Have you ever wanted to be a model? Do you have a particularly interesting, wild or quirky outfit that you want to strut in? If so, there is a perfect opportunity to showcase your apparel — and yourself.

Street fashion has become a new trend, a democratic runway. In sync with this international movement for self-expression and fun, a Harajuku Style Fashion Monster Party will take place on Saturday (Sept. 28) from 2-5 p.m. at Taos Plaza.

DJ OppaSan will play the latest pop and rock music from Japan and Korea. Local hairdressers, makeup artists and photographers will be there to help models and those who want to participate.

Harajuku is a Japanese form of pop culture fashion that features different looks, from elegant gothic “Lolita,” punky kawaii (cute), to Cosplay inspired by anime and Japanese rock groups.

“With all the negativity in America, fun must be the antidote; so after Sandy Hook I was inspired to do something that was fun, a fashion-oriented event that everyone could participate in, especially young people,” said Taos glass artist Michael Miro, who conceived the idea with up-and-coming Taos clothing designer Celina Porter.
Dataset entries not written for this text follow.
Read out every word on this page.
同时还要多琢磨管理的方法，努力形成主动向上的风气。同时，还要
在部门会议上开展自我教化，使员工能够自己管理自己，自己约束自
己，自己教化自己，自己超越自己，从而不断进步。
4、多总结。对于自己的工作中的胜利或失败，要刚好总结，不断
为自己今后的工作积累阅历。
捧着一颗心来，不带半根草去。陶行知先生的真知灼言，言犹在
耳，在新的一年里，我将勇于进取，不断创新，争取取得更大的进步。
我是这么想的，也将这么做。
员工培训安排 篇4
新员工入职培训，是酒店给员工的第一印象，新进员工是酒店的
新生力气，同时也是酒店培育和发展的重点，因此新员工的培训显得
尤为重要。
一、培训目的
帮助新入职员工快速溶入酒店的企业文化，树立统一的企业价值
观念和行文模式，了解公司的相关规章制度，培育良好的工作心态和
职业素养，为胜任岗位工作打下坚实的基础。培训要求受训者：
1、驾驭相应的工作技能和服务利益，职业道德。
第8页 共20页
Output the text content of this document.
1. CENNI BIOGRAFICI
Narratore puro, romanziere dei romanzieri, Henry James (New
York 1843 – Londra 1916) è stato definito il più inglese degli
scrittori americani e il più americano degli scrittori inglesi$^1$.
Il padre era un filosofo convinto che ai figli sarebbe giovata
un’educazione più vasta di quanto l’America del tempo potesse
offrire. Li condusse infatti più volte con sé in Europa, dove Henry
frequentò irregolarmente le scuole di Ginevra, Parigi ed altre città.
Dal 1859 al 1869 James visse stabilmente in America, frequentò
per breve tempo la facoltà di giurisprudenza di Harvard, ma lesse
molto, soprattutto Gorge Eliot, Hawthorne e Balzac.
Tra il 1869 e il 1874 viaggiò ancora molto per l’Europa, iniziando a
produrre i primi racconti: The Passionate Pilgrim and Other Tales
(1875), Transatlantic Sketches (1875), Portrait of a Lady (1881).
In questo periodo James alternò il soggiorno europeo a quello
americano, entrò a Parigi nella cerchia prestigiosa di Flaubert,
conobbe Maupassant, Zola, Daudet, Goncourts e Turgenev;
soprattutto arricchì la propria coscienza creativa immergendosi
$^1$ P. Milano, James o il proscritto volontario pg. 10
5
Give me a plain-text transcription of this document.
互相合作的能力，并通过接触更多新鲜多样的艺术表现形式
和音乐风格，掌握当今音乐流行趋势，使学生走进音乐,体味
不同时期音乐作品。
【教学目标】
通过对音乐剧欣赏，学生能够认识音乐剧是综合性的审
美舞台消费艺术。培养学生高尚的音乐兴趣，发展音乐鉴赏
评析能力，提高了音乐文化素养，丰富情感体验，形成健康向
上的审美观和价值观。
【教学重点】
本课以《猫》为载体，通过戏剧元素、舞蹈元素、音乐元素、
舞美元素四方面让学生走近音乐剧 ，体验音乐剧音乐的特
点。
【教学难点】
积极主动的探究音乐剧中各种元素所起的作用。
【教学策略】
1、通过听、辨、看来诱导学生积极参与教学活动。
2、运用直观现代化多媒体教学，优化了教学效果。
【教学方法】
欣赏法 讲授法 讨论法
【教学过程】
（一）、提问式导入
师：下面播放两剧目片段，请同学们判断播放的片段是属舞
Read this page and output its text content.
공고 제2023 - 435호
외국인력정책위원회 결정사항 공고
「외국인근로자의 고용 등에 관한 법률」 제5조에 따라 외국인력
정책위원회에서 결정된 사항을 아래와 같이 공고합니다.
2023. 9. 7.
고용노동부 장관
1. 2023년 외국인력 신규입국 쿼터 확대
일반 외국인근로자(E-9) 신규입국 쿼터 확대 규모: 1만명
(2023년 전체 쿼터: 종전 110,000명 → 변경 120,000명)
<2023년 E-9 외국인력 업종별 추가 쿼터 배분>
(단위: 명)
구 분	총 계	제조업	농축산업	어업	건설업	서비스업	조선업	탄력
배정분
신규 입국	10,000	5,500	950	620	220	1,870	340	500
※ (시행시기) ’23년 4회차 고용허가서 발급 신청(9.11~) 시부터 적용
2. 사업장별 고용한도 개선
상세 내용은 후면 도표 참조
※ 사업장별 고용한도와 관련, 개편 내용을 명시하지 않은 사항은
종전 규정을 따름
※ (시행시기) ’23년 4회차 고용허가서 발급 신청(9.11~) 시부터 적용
“I am very fond of Japanese fashion,” said Porter, who is also an esthetician and owns Yamina Day Spa. “In fact, I went to school for fashion design and I have always been attracted to it.”

When Miro saw some of Porter’s designs at a fashion show last December at Lenny Foster’s Living Light Gallery, he was so impressed that he invited her to work with him.

The Harajuku Style Fashion Monster Party is partly the result of this collaboration.

“The goal of the Harajuku fashion party is to inspire originality and allow everyone to feel like a fashion model for a day,” Miro said. “We want people to come out in all their individual beauty and color.”

Diana Rogers, owner of “hair” salon, is one of the hairstylists who will give a professional touch to the participating models’ hair and make-up. “It can be very theatrical,” she said. “We don’t really know what to expect because this is not an organized event, but I think it is going to be huge.”

“Street fashion is the personal creation of individuals,” Miro said, “so layered, mismatched clothes along with outlandish accessories, wild hair and makeup will abound.”

“It is art for the fun of it!” said his wife, hairstylist Heather Miro.

The public is invited to wear whatever they want, but the hope is they will be in the spirit of the event and dress up a little bit. “Fashion Day on the Plaza is like a Halloween party in the light of day, without the ghouls and zombies,” said Miro.

Most likely, there will be flash mobs and wild spontaneous “happenings,” but only a few things have been planned in advance. “We will have a ‘Fashion Walk’ Harajuku-style around Taos to say hello to all the businesses that work to make people more beautiful and stylish,” Porter said.

There will also be a “walk through” on the Plaza gazebo for anyone showing off their style. After that, a group picture will be taken, later posted on fashion sites around the world. At 4 p.m. is a competition for the best and most original styles. “If we can get donations for awards, the winners will receive a prize,” Miro said. “We also plan to create a video of the fashion walk and put it up on YouTube to share with people around the world who are creating the same kind of events.”

This is quite an unconventional show. There is no effort to raise money, since the goal is building support and participation by word of mouth and social networking.

“The only thing that is going to happen is what people want to make happen,” Miro said. “This is a DIY event and success depends on if people want to show up.”

Ashley Cloutman of Taos Fiber Arts said, “Art is everywhere here so this is the perfect place for a street fashion party. Art on!”

Clothing boutiques can dress someone up in their favorite fashion. “Hairstylists can do amazing wild hairdos,” Porter said. “Makeup artists can transform someone into a superstar. Dance groups can join us. Most of all, everyone can come in their own style. Street fashion is whatever people want to it to be.”

Harajuku Fashion Monster Party is supported by Taos Arts Council and Taos Arts & Cultural District. See facebook.com/pages/Fashion-Day-on-the-Plaza/470275926395520

Miro glass at El Monte

Taos artist Michael Miro will debut a new series of works in glass titled ”Kabukimono - To Deviate” in an exhibition that will open with a reception Sunday (Sept. 29) from 2-5 p.m., in the Grand Bohemian Gallery at El Monte Sagrado Resort, 317 Kit Carson Road.

At the reception there will be a fashion show by Taos clothing designer Celina Porter who will be presenting new Korean inspired fashion designs called ”From Hanbok to K-Pop.”

The Miro exhibition will continue through Nov. 1, 2013.